For we are God’s workmanship, created in Christ Jesus to do good works, which God prepared in advance for us to do. Eph. 2:10
Yes, we have to step out of our comfortable little life.
Yes, we face a lot of unknowns.
But we are confident this is what God is asking of us.
Speaking of our Little Love in China, I have been comparing dates from our child's file and seeing what was going on here during those significant milestones (idea from here).
During the week Little One was born, I documented that Calla started "talking."
She must have been trying to tell us that her special sister was born in China. If only we could have understood Calla's message, right?
One month later, Little One was found abandoned by her birth mother and sent to live with a local resident. Sometimes children are abandoned in China because their families cannot afford the medical care they need. Sometimes it is because of the stigma attached to having a child with a special need. We will never know why our daughter was abandoned, and my heart hurts for her birth mama.
During that same week, we were struggling to figure out how I could continue to stay home with my kids financially. We tightened our budget more than I thought possible during that season and I was learning to be content and grateful, knowing how blessed we truly are. We are blessed . . . Calla received three months of intensive care after her birth; obtaining the special care and medical treatments she needed were easy to acquire because of health care system we have in place here. I very much took that for granted.
Two months later, our Little One was sent to the county orphanage. Her third home in three months. This fact crushes me.
Back in the good ol' United States, Calla was not meeting developmental benchmarks and I was struggling with becoming a "special needs" parent. Calla had been referred to several specialists and I had no idea which ones to pursue and how much of our life should be filled with appointments. (For example: I was pretty sure she was not autistic, but one specialist recommended her for testing; we did not do it.) Little did I know, God was preparing my heart for another "special" little one. I needed to learn to see the child, cheer her on to meet her potential, and stop comparing her to other children or to my "ideal". She was made to give God glory.

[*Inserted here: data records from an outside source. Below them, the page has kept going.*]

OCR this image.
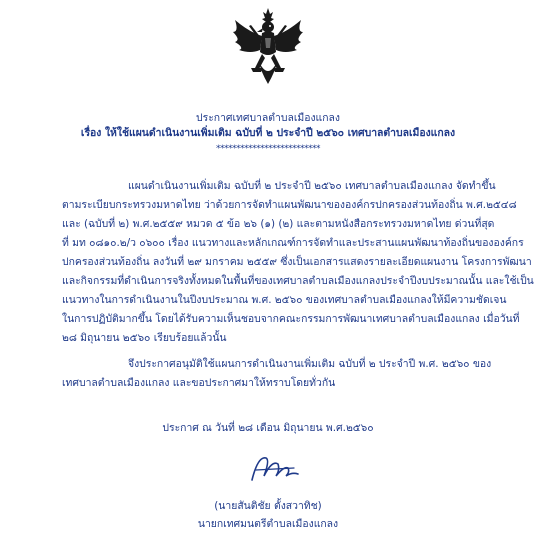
ประกาศเทศบาลตำบลเมืองแกลง
เรื่อง ให้ใช้แผนดำเนินงานเพิ่มเติม ฉบับที่ ๒ ประจำปี ๒๕๖๐ เทศบาลตำบลเมืองแกลง
**************************
แผนดำเนินงานเพิ่มเติม ฉบับที่ ๒ ประจำปี ๒๕๖๐ เทศบาลตำบลเมืองแกลง จัดทำขึ้น
ตามระเบียบกระทรวงมหาดไทย ว่าด้วยการจัดทำแผนพัฒนาขององค์กรปกครองส่วนท้องถิ่น พ.ศ.๒๕๔๘
และ (ฉบับที่ ๒) พ.ศ.๒๕๕๙ หมวด ๕ ข้อ ๒๖ (๑) (๒) และตามหนังสือกระทรวงมหาดไทย ด่วนที่สุด
ที่ มท ๐๘๑๐.๒/ว ๐๖๐๐ เรื่อง แนวทางและหลักเกณฑ์การจัดทำและประสานแผนพัฒนาท้องถิ่นขององค์กร
ปกครองส่วนท้องถิ่น ลงวันที่ ๒๙ มกราคม ๒๕๕๙ ซึ่งเป็นเอกสารแสดงรายละเอียดแผนงาน โครงการพัฒนา
และกิจกรรมที่ดำเนินการจริงทั้งหมดในพื้นที่ของเทศบาลตำบลเมืองแกลงประจำปีงบประมาณนั้น และใช้เป็น
แนวทางในการดำเนินงานในปีงบประมาณ พ.ศ. ๒๕๖๐ ของเทศบาลตำบลเมืองแกลงให้มีความชัดเจน
ในการปฏิบัติมากขึ้น โดยได้รับความเห็นชอบจากคณะกรรมการพัฒนาเทศบาลตำบลเมืองแกลง เมื่อวันที่
๒๘ มิถุนายน ๒๕๖๐ เรียบร้อยแล้วนั้น
จึงประกาศอนุมัติใช้แผนการดำเนินงานเพิ่มเติม ฉบับที่ ๒ ประจำปี พ.ศ. ๒๕๖๐ ของ
เทศบาลตำบลเมืองแกลง และขอประกาศมาให้ทราบโดยทั่วกัน
ประกาศ ณ วันที่ ๒๘ เดือน มิถุนายน พ.ศ.๒๕๖๐
(นายสันติชัย ตั้งสวาทิช)
นายกเทศมนตรีตำบลเมืองแกลง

A few months later our sweet China-daughter was given a gift: She was moved to a group foster home and is now given the treatment, attention, and love every child needs. Her nanny loves her dearly (so we have been told) and takes care of her and one other child every day.
Back home, this was the month we announced our desire to pursue adoption! What a month of blessings for all of us!!

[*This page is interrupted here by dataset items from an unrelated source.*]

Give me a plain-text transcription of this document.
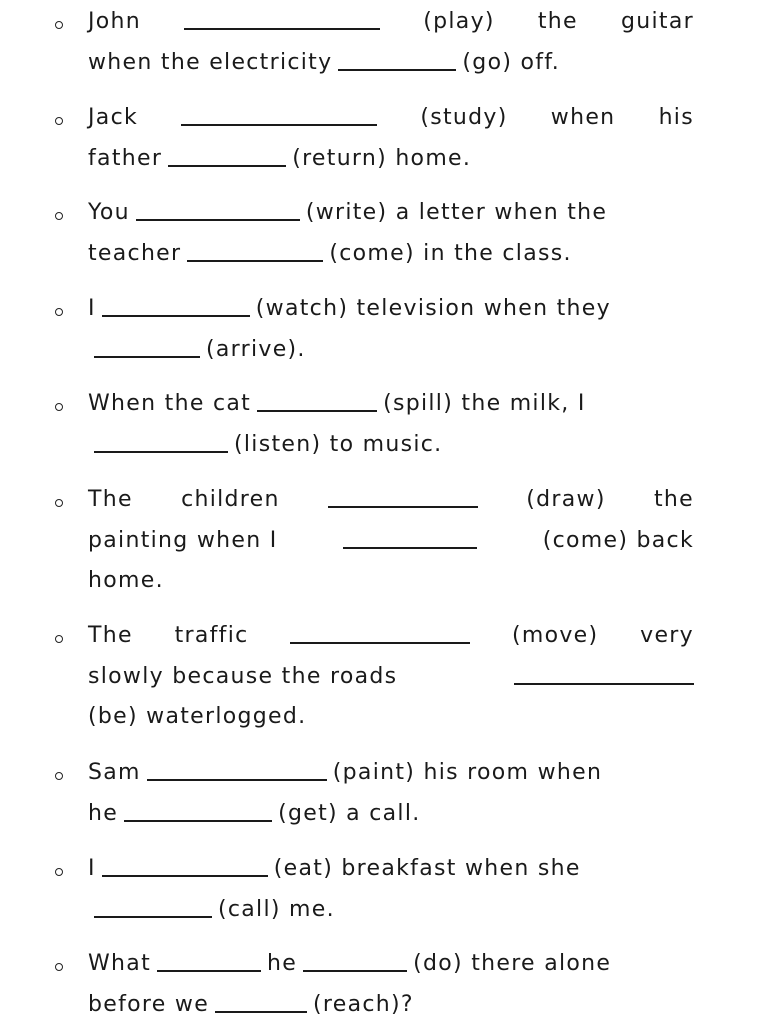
John	(play) the guitar
when the electricity	(go) off.
Jack	(study) when his
father	(return) home.
You	(write) a letter when the
teacher	(come) in the class.
I	(watch) television when they
(arrive).
When the cat	(spill) the milk, I
(listen) to music.
The children	(draw) the
painting when I	(come) back
home.
The traffic	(move) very
slowly because the roads
(be) waterlogged.
Sam	(paint) his room when
he	(get) a call.
I	(eat) breakfast when she
(call) me.
What	he	(do) there alone
before we	(reach)?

In December, our child was given a full medical evaluation. Her papers were prepared and she was later made available for adoption.
December was a month my heart longed for our child. It did not seem right to celebrate Christmas without her. Little did I know, those referral papers prepared just before Christmas would appear in my inbox three months later.
During the week of her first birthday, we were busy painting hearts and decorating.
I love that we made this heart garland the week of her birthday. I think we celebrated her in our hearts without being conscious of it. ;) It was also the week our dossier papers were mailed to the agency.
We are coming, Baby Girl! We love you dearly. Ori asks every day if summer is over. He knows that we get to bring you home "after summer" and "when the leaves start to fall."